Docker Image Licensing compliance/Source Packages
-
- Offline
- 1 year 8 months ago
- 2016-07-06
Hello,
We're currently using the Docker Alpine images as a base for our docker images. If we someday want to distribute those to third parties, we need to manage license compliance. I was wondering how others are managing this and how Alpine itself is handling these issues.
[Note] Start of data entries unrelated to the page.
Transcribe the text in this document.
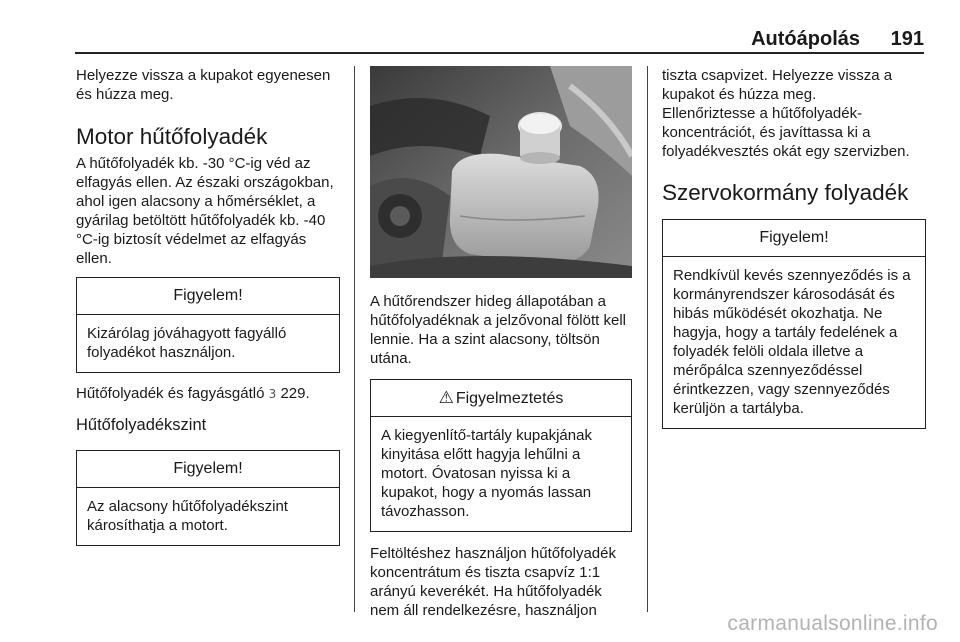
Autóápolás	191

Helyezze vissza a kupakot egyenesen és húzza meg.

Motor hűtőfolyadék

A hűtőfolyadék kb. -30 °C-ig véd az elfagyás ellen. Az északi országokban, ahol igen alacsony a hőmérséklet, a gyárilag betöltött hűtőfolyadék kb. -40 °C-ig biztosít védelmet az elfagyás ellen.

Figyelem!
Kizárólag jóváhagyott fagyálló folyadékot használjon.

Hűtőfolyadék és fagyásgátló 3 229.

Hűtőfolyadékszint
Figyelem!
Az alacsony hűtőfolyadékszint károsíthatja a motort.

A hűtőrendszer hideg állapotában a hűtőfolyadéknak a jelzővonal fölött kell lennie. Ha a szint alacsony, töltsön utána.

⚠ Figyelmeztetés
A kiegyenlítő-tartály kupakjának kinyitása előtt hagyja lehűlni a motort. Óvatosan nyissa ki a kupakot, hogy a nyomás lassan távozhasson.

Feltöltéshez használjon hűtőfolyadék koncentrátum és tiszta csapvíz 1:1 arányú keverékét. Ha hűtőfolyadék nem áll rendelkezésre, használjon

tiszta csapvizet. Helyezze vissza a kupakot és húzza meg.

Ellenőriztesse a hűtőfolyadék-koncentrációt, és javíttassa ki a folyadékvesztés okát egy szervizben.

Szervokormány folyadék
Figyelem!
Rendkívül kevés szennyeződés is a kormányrendszer károsodását és hibás működését okozhatja. Ne hagyja, hogy a tartály fedelének a folyadék felöli oldala illetve a mérőpálca szennyeződéssel érintkezzen, vagy szennyeződés kerüljön a tartályba.
carmanualsonline.info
- How does Alpine handle GPL source requests for packages? Debian has source packages, but I don't see any equivalent for Alpine, which combines the original source code with distro patches and build scripts.
- How does Alpine handle GPL compliance for its docker images?
We were thinking that we could just package the source into the base image, making it only slightly larger. However, we have not yet found a way to package/install the source in an easy automated way. We could probably build some script which packages everything from an aports directory and also pulls in anything external listed in source=, but it seems like this should have already been solved by others who also need to provide compliance.
Any information or advice appreciated
Thank you,
Paul
Just Bumping the comment since I have a similar question. Checking on https://wiki.alpinelinux.org/wiki/Creating_an_Alpine_package#license it says that the licenses should be in /usr/share/licenses/ but that folder does not even exist in my base image.
The same problem has come up here. Even the license files are not bundled with the packages.
Our current solution is, to try to add all -doc sub packages, for all installed ones. But this only solves the license text part, and even that seems not to work for all the packages.